States that have high unemployment rates qualify for even more in the stimulus package.
“This is a big, big, big issue here” in Michigan, says Smith, who goes on to illustrate just how big it is.
California, a state with a painfully high unemployment rate, will get the flat added 6.2 percentage point match along with a 5.4-point unemployment bonus. That takes its matching share from 50 percent to 61.6 percent. Everything else being equal, that’s 23 percent more cash.
In Florida, there is an additional 4.6 percent points for unemployment added to the 6.2 percent base, taking it from 56.8 percent to 67.6 percent. In Michigan, ground zero for a devastated auto industry, the federal share goes from 60.3 percent to 69.6 percent. In New Mexico, which gets no added contribution for unemployment, the federal government will pay 77.2 percent of Medicaid costs.
Even with the federal government shouldering a much bigger share, no one in state government thinks the economic crisis has been licked.
“The stimulus package does not resolve state budget shortfalls,” says Smith.
Where from here?
As a result, many states expect to push ahead with cuts in the rates they pay Medicaid providers as well as the range of benefits they cover.
“There is no restriction on cutting benefits or cutting provider rates in the law,” says Robin Rudowitz, principal policy analyst for the Kaiser Commission on Medicaid and the Uninsured. “During the last downturn, that was something all states did.”

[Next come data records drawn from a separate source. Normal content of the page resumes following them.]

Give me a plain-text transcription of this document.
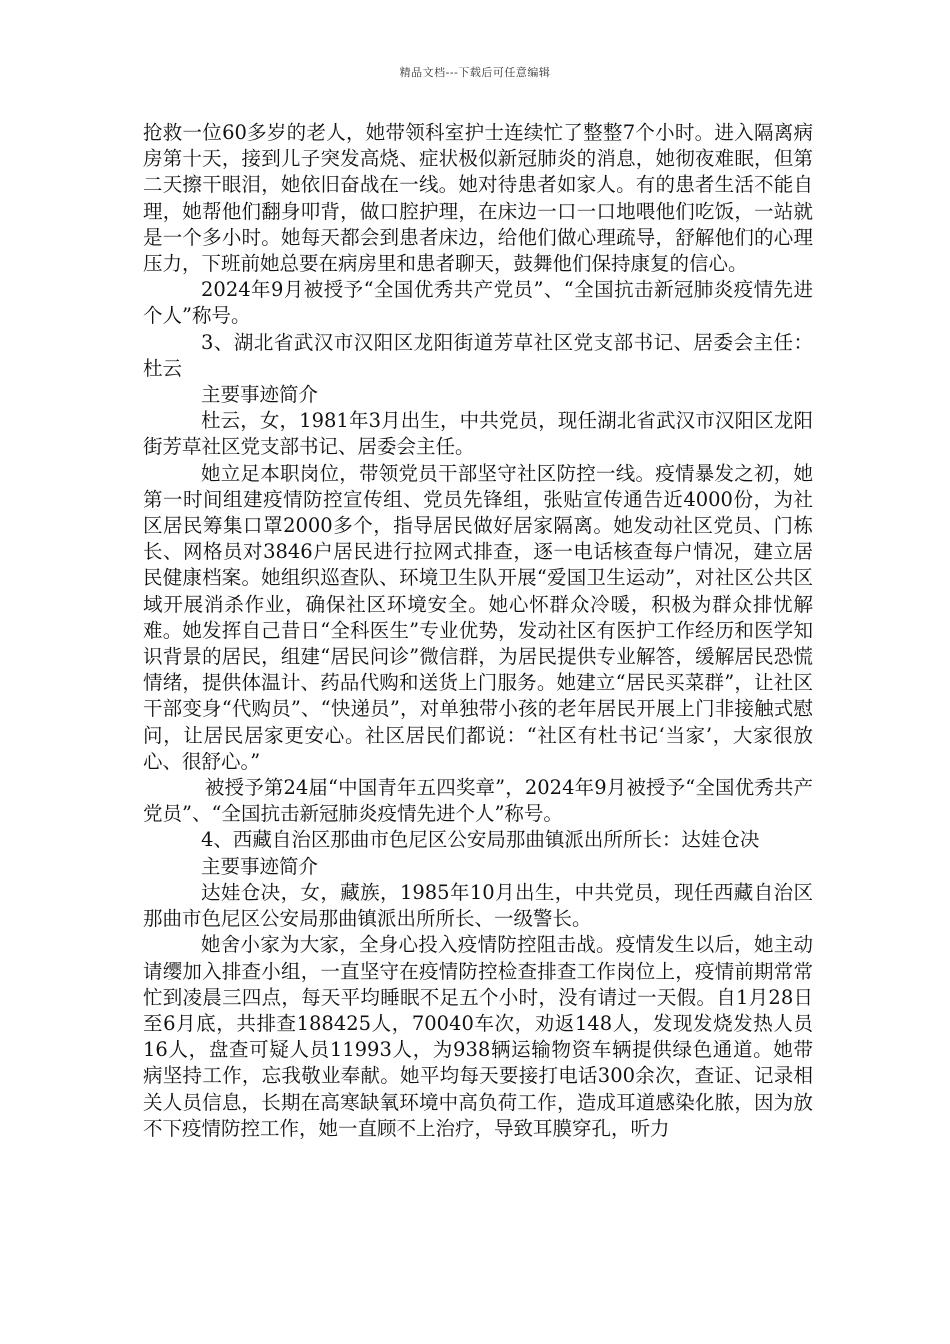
精品文档---下载后可任意编辑

抢救一位60多岁的老人，她带领科室护士连续忙了整整7个小时。进入隔离病房第十天，接到儿子突发高烧、症状极似新冠肺炎的消息，她彻夜难眠，但第二天擦干眼泪，她依旧奋战在一线。她对待患者如家人。有的患者生活不能自理，她帮他们翻身叩背，做口腔护理，在床边一口一口地喂他们吃饭，一站就是一个多小时。她每天都会到患者床边，给他们做心理疏导，舒解他们的心理压力，下班前她总要在病房里和患者聊天，鼓舞他们保持康复的信心。

2024年9月被授予“全国优秀共产党员”、“全国抗击新冠肺炎疫情先进个人”称号。

3、湖北省武汉市汉阳区龙阳街道芳草社区党支部书记、居委会主任：杜云

主要事迹简介

杜云，女，1981年3月出生，中共党员，现任湖北省武汉市汉阳区龙阳街芳草社区党支部书记、居委会主任。

她立足本职岗位，带领党员干部坚守社区防控一线。疫情暴发之初，她第一时间组建疫情防控宣传组、党员先锋组，张贴宣传通告近4000份，为社区居民筹集口罩2000多个，指导居民做好居家隔离。她发动社区党员、门栋长、网格员对3846户居民进行拉网式排查，逐一电话核查每户情况，建立居民健康档案。她组织巡查队、环境卫生队开展“爱国卫生运动”，对社区公共区域开展消杀作业，确保社区环境安全。她心怀群众冷暖，积极为群众排忧解难。她发挥自己昔日“全科医生”专业优势，发动社区有医护工作经历和医学知识背景的居民，组建“居民问诊”微信群，为居民提供专业解答，缓解居民恐慌情绪，提供体温计、药品代购和送货上门服务。她建立“居民买菜群”，让社区干部变身“代购员”、“快递员”，对单独带小孩的老年居民开展上门非接触式慰问，让居民居家更安心。社区居民们都说：“社区有杜书记‘当家’，大家很放心、很舒心。”

被授予第24届“中国青年五四奖章”，2024年9月被授予“全国优秀共产党员”、“全国抗击新冠肺炎疫情先进个人”称号。

4、西藏自治区那曲市色尼区公安局那曲镇派出所所长：达娃仓决

主要事迹简介

达娃仓决，女，藏族，1985年10月出生，中共党员，现任西藏自治区那曲市色尼区公安局那曲镇派出所所长、一级警长。

她舍小家为大家，全身心投入疫情防控阻击战。疫情发生以后，她主动请缨加入排查小组，一直坚守在疫情防控检查排查工作岗位上，疫情前期常常忙到凌晨三四点，每天平均睡眠不足五个小时，没有请过一天假。自1月28日至6月底，共排查188425人，70040车次，劝返148人，发现发烧发热人员16人，盘查可疑人员11993人，为938辆运输物资车辆提供绿色通道。她带病坚持工作，忘我敬业奉献。她平均每天要接打电话300余次，查证、记录相关人员信息，长期在高寒缺氧环境中高负荷工作，造成耳道感染化脓，因为放不下疫情防控工作，她一直顾不上治疗，导致耳膜穿孔，听力
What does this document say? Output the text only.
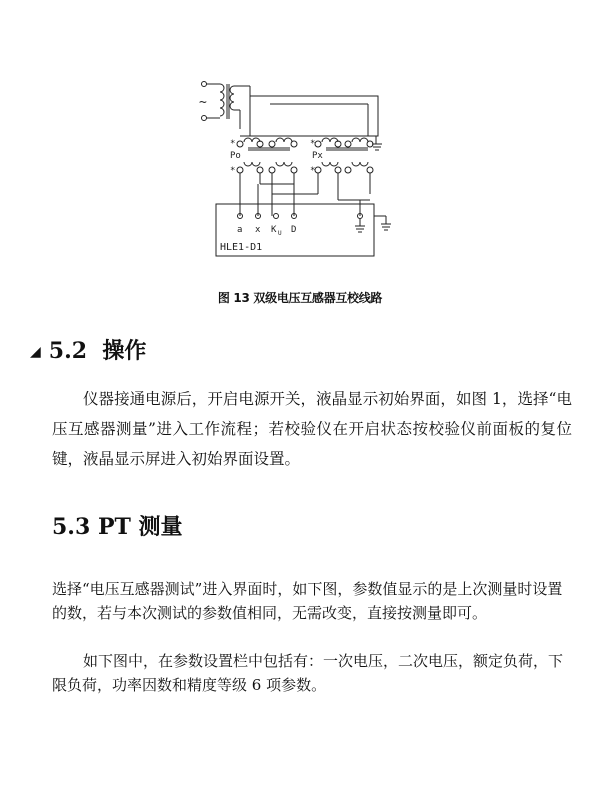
~
*	*
Po	Px
*	*
a x K U D
HLE1-D1
图 13 双级电压互感器互校线路
◢ 5.2 操作
仪器接通电源后，开启电源开关，液晶显示初始界面，如图 1，选择“电压互感器测量”进入工作流程；若校验仪在开启状态按校验仪前面板的复位键，液晶显示屏进入初始界面设置。
5.3 PT 测量
选择“电压互感器测试”进入界面时，如下图，参数值显示的是上次测量时设置的数，若与本次测试的参数值相同，无需改变，直接按测量即可。
如下图中，在参数设置栏中包括有：一次电压，二次电压，额定负荷，下限负荷，功率因数和精度等级 6 项参数。
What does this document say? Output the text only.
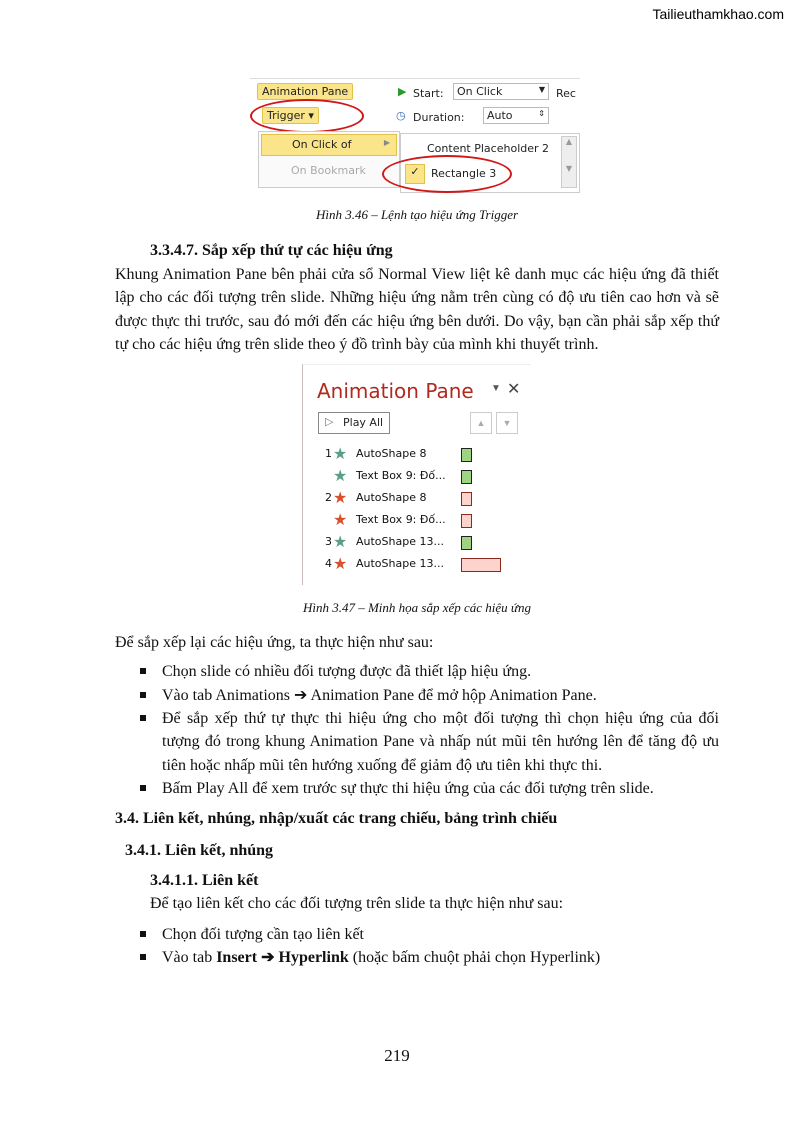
Tailieuthamkhao.com
Animation Pane
Trigger ▾
▶ Start:	On Click	▼
◷ Duration:	Auto	⇕
Rec
On Click of	▶
On Bookmark
Content Placeholder 2
✓	Rectangle 3
▲

▼
Hình 3.46 – Lệnh tạo hiệu ứng Trigger
3.3.4.7. Sắp xếp thứ tự các hiệu ứng
Khung Animation Pane bên phải cửa sổ Normal View liệt kê danh mục các hiệu ứng đã thiết lập cho các đối tượng trên slide. Những hiệu ứng nằm trên cùng có độ ưu tiên cao hơn và sẽ được thực thi trước, sau đó mới đến các hiệu ứng bên dưới. Do vậy, bạn cần phải sắp xếp thứ tự cho các hiệu ứng trên slide theo ý đồ trình bày của mình khi thuyết trình.
Animation Pane ▼ ✕
▷ Play All	▲	▼
1 ★ AutoShape 8
★ Text Box 9: Đố...
2 ★ AutoShape 8
★ Text Box 9: Đố...
3 ★ AutoShape 13...
4 ★ AutoShape 13...
Hình 3.47 – Minh họa sắp xếp các hiệu ứng
Để sắp xếp lại các hiệu ứng, ta thực hiện như sau:
Chọn slide có nhiều đối tượng được đã thiết lập hiệu ứng.
Vào tab Animations ➔ Animation Pane để mở hộp Animation Pane.
Để sắp xếp thứ tự thực thi hiệu ứng cho một đối tượng thì chọn hiệu ứng của đối tượng đó trong khung Animation Pane và nhấp nút mũi tên hướng lên để tăng độ ưu tiên hoặc nhấp mũi tên hướng xuống để giảm độ ưu tiên khi thực thi.
Bấm Play All để xem trước sự thực thi hiệu ứng của các đối tượng trên slide.
3.4. Liên kết, nhúng, nhập/xuất các trang chiếu, bảng trình chiếu
3.4.1. Liên kết, nhúng
3.4.1.1. Liên kết
Để tạo liên kết cho các đối tượng trên slide ta thực hiện như sau:
Chọn đối tượng cần tạo liên kết
Vào tab Insert ➔ Hyperlink (hoặc bấm chuột phải chọn Hyperlink)
219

For Medicaid managed care, the picture is slightly brighter than for the program as a whole.
“Most increase in demand for the program is usually for kids and parents,” says Rudowitz, “who typically enroll in managed care, unlike the aged and disabled. There is probably some consequent increase in managed care enrollment.”
The Medicaid managed care plans also have another advantage: States have to set managed care rates that are actuarially sound. “So there is some built-in protection for managed care plans,” Rudowitz says.
“They can set the rates administratively, negotiate, or do competitive bidding,” says Rudowitz. “Managed care regulations say that rates are actuarially sound if they have been developed in accordance with generally-accepted principles and practices, are appropriate for the populations and services under the contract, and have been certified by actuaries.”
Any cuts in state benefits or provider rates, meanwhile, can be passed on through Medicaid managed care.
“In some ways the health plans are insulated from the worst effects that could occur,” notes Smith. “The health plans generally are required or choose to make payments to providers at not less than what Medicaid agencies pay for the same services. If a state chooses to reduce the provider payment rates, then it may be that the managed care plan payment would be adjusted to reflect changes the state makes to rates or the benefit package.”
At Amerigroup, which offers plans in 12 states, including Florida, New Jersey, and New York, there was considerable relief that the bill was signed.
Like other insurers, Amerigroup was quick to see a drop in the value of its investments when the real estate market softened and interest rates dove. By mid-2008, legislatures were feeling the heat and discussing cuts. But with the stimulus injection being spread over nine quarters, says John Littel, Amerigroup’s executive vice president, “you get a degree of certainty” about support for the program.
“This is also part of a larger package of money that goes to the states,” he adds, giving them some broad-based financial support at a time many have been pondering a long list of potential cuts.
Good for the states
“It’s definitely good for the states and therefore the companies that work with the states,” he adds. “The states have balanced budget requirements and decreased revenue really created a no-win situation. The money the feds are providing is definitely very much needed.”
The bottom line is still uncertain, says Rudowitz. Enrollment in Medicaid managed care is likely to go up but the economic downturn could inspire more rate cuts for providers.